Council leaders have defended their new £7.7m fund to help people in Norfolk struggling due to the cost of living crisis.

Norfolk County Council recently launched its Cost of Living Support Scheme, which it says will help people from the very young to pensioners, amid spiralling costs hitting households.

Part of the scheme will see a £3.6m pot through which families eligible for means-tested free school meals can claim cost of living vouchers worth £15 per month, with an enhanced £30 payment in August.

But, at a meeting of the council this week, opposition councillors questioned how easy it would be for people to access the scheme.

Chrissie Rumsby, Labour councillor for Mile Cross, said: "Given the vouchers scheme worked well and was understood by families, why is it introducing a new, more complicated, more bureaucratic scheme that will cost exactly the same, but may make it more difficult for families with children entitled to free school meals to benefit from?"

Andrew Proctor, leader of the county council, said the aim of the scheme was "to get to as many people as we possibly can", as per government guidance around how £6.7m of Household Support Fund awarded should be spent.

He said the "bulk" of the money was going to children and families, while other money would help older people and go to the Norfolk Assistance Fund.

Sharon Blundell, Liberal Democrat councillor for Costessey, also raised concerns.

She said families had told her, while they appreciated the scheme, they would rather get payments over the holidays, as opposed to monthly vouchers.
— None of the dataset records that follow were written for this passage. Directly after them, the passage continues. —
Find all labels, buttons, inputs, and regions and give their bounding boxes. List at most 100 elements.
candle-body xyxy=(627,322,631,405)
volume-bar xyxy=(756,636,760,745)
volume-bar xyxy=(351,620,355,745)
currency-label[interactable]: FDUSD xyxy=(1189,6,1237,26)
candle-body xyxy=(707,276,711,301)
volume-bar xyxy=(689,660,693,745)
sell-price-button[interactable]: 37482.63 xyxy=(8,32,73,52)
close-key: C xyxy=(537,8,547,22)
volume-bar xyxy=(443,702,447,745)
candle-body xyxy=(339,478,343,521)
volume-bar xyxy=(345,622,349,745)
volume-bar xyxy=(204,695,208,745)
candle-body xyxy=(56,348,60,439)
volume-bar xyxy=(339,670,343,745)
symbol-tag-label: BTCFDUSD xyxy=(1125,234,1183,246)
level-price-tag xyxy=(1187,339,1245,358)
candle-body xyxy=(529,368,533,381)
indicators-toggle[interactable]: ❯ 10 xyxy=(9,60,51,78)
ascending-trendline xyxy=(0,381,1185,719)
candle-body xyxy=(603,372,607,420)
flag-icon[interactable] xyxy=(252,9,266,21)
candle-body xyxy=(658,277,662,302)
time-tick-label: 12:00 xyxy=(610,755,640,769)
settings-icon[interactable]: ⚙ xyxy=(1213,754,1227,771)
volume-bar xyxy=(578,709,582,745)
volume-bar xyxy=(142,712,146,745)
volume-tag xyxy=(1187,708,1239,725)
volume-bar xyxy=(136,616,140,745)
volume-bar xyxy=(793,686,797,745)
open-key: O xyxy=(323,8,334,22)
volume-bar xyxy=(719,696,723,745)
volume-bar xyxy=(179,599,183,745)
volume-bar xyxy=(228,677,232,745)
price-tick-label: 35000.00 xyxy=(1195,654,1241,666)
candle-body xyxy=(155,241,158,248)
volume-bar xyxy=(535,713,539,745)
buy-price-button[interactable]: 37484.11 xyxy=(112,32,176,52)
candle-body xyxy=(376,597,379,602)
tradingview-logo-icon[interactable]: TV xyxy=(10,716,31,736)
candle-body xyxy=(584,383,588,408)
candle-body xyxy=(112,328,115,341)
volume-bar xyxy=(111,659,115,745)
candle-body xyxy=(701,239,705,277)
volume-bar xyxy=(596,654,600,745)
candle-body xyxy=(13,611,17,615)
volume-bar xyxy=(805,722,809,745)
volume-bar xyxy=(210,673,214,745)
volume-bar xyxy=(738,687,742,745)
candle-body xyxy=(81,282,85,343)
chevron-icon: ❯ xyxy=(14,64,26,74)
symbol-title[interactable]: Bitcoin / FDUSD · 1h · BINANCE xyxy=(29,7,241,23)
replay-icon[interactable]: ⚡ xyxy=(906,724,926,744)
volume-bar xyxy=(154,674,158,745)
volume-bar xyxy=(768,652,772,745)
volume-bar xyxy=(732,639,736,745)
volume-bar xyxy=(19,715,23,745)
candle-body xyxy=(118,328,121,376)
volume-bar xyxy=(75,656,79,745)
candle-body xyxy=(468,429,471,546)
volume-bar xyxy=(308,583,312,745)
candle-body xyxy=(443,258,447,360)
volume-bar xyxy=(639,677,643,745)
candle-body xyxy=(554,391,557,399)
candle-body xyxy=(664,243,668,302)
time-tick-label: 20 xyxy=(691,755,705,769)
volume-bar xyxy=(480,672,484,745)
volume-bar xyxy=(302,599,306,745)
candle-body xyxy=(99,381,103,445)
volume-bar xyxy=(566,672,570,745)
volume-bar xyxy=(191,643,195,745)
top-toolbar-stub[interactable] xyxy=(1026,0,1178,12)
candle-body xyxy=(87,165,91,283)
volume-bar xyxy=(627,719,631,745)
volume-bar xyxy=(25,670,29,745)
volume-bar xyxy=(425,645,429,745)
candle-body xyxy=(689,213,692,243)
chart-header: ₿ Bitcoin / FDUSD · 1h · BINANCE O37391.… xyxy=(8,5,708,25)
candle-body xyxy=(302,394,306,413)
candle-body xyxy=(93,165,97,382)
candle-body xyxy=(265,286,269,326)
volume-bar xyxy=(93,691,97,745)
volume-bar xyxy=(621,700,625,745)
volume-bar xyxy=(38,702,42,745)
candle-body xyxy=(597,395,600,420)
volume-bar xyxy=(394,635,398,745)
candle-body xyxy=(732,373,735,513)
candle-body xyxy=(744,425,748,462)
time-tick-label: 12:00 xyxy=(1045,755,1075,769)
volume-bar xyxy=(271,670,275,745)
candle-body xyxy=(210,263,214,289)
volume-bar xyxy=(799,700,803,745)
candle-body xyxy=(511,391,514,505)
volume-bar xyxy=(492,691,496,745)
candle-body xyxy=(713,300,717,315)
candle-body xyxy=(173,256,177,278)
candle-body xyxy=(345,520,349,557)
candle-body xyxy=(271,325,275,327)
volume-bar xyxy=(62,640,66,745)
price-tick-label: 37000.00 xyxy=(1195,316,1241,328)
Mr Proctor said: "The vouchers are on a monthly basis and part of the scheme is really they don't have to be used then. They can be saved up and used at peak times.

"What we've tried to do is to make the scheme as flexible as possible and one families can use in the best way they possibly can."

The council came in for criticism when it did not offer school meal vouchers over the Easter holidays. The new voucher scheme is backdated to April.

Details on how to get help are at Norfolk County Council's website.

Last month, the EDP launched its Your Money Matters campaign, to highlight the impact of increased financial pressures in the county.